Now fast forward to San Francisco in 1968, where daily protests, confrontations and clubbings were taking place on campus at San Francisco State. My neighbor was a student there at the time, and he gave me daily reports. Ronald Regan, then governor, had created the dreded "Tach Squad" to deal with demonstrations. These guy were recruited from a pool of kids from all over rural Northen California who had signed on as reservists in local law enforcement agencies - waiting for that opening to go regular. Chaw spitting redneck teenagers, all pumped up and eager to get a "nigger or a commie." But word got out in SF that there were old-style lefties with bull horns, hanging outside the edge of the student demonstrators. When the Tach Squads attacked, these guys were telling the people trying to run for safety "Walk, don't run!" it would force the crowed to get balled up and easy prey for a good beating and arrest by the rednecks. This is more or less what Levon did in the thirties, but this time the students were outraged, and it ended up that students attacked the paleo-lefties and beat the crap out of them. No one accepted the legitimacy of that kind of manipulation. And it certainly didn't radicalize students who were there out of curiosity and estranged from the issues at hand.
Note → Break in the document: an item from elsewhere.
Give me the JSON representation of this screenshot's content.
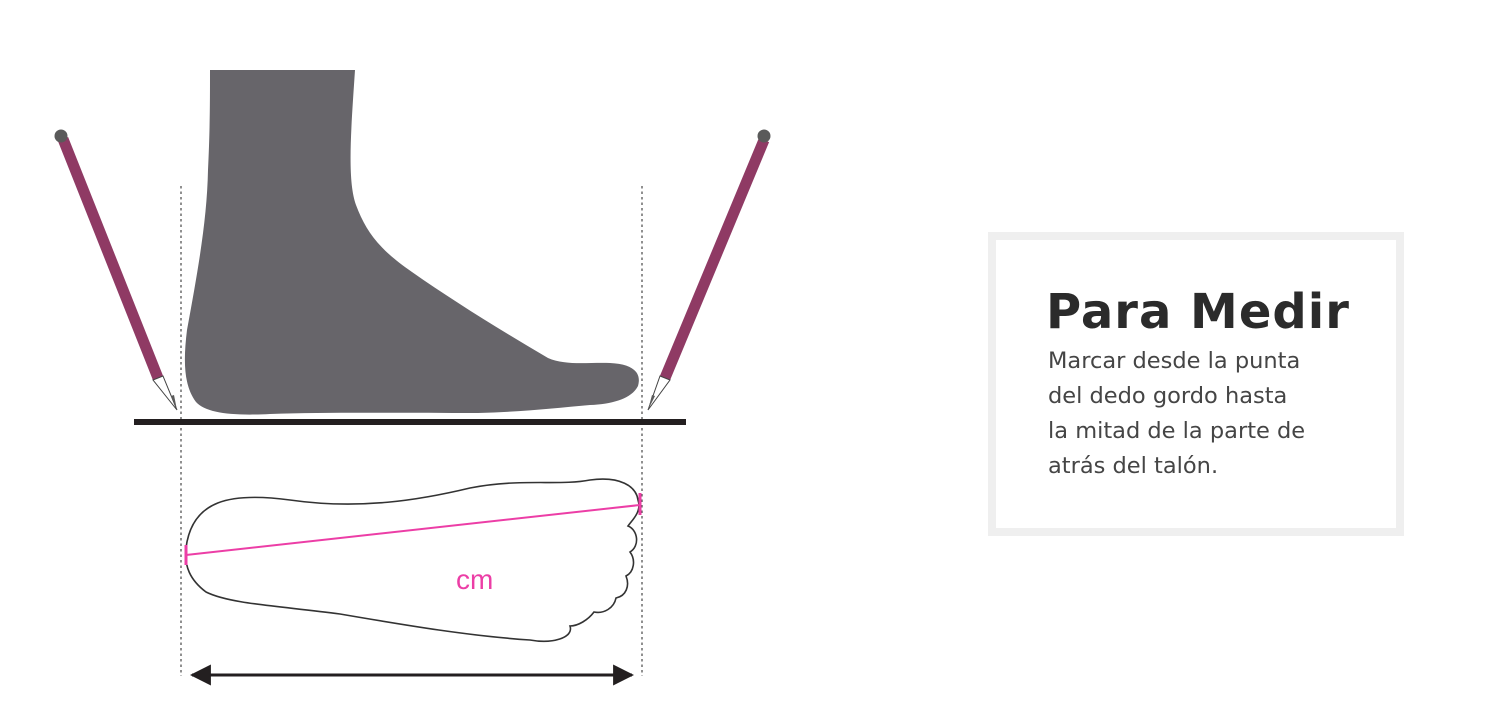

Big difference, by my measure, mediated by the presence or absence of a totalizing ideology.
Neoboho
January 17, 2007 11:17 PM | Reply | Permalink
I don't disagree with this. What I would say is that they both had a sense of malaise - one acted it out artistically, the other politically.
Tom
January 18, 2007 3:23 AM | Reply | Permalink
neoboho,
Admittedly, I'm reaching. But the lines were not all that clear-cut from my perspective. Ginsberg likely connects best with the New Left through Abbie Hoffman, Jerry Rubin and the 1967 march on Washington and Pentagon levitation demo/prank (I recall Hoffman remarking that the West Coasters believed they could really do it). The Fugs connect the Beats to the New Left, individually through the pre-band lit and poetry of Ed Sanders and Tuli Kupferberg; and collectively in their participation in the Festival of Life in Lincoln Park opposite the 1968 Chicago Democratic Convention (one may also draw a line through Beat-New Left/Yippie-protopunk by the MC5's appearance at the same gig). I recommend Sanders' Tales of Beatnik Glory for its signature style of cultural fermentation between Beat, Left and "counterculture." The lit and poetry of Richard Braughtigan may also apply here.
For our purpose here, I might question the benefit of drawing too rigid distinctions between all these political and cultural phenomena. People being what they are, it would seem that mobility is the key to understanding the tension and continuum of cultural history. Harvey Wasserman's History of the United States examines the life, work and loves of Emma Goldman, for example, in a similarly fluid context in the turn of the 19/20th century milieu of the labor and free love movements.
January 18, 2007 5:23 AM | Reply | Permalink
Maybe here's where Gary Snyder fits, albeit with a harder touch. In The Dharma Bums, the Snyder character (Japhy Ryder?) inspires Kerouac's first person protagonist to envision an American "rucksack rebellion." Which, to some extent, seems to have influenced that whole Easy Rider-Grateful Dead open road neo-Woody Guthrie spirit. How to blend that adventure in perpetual motion with sustained progressivism may be the trick of the Beat-Left hybrid.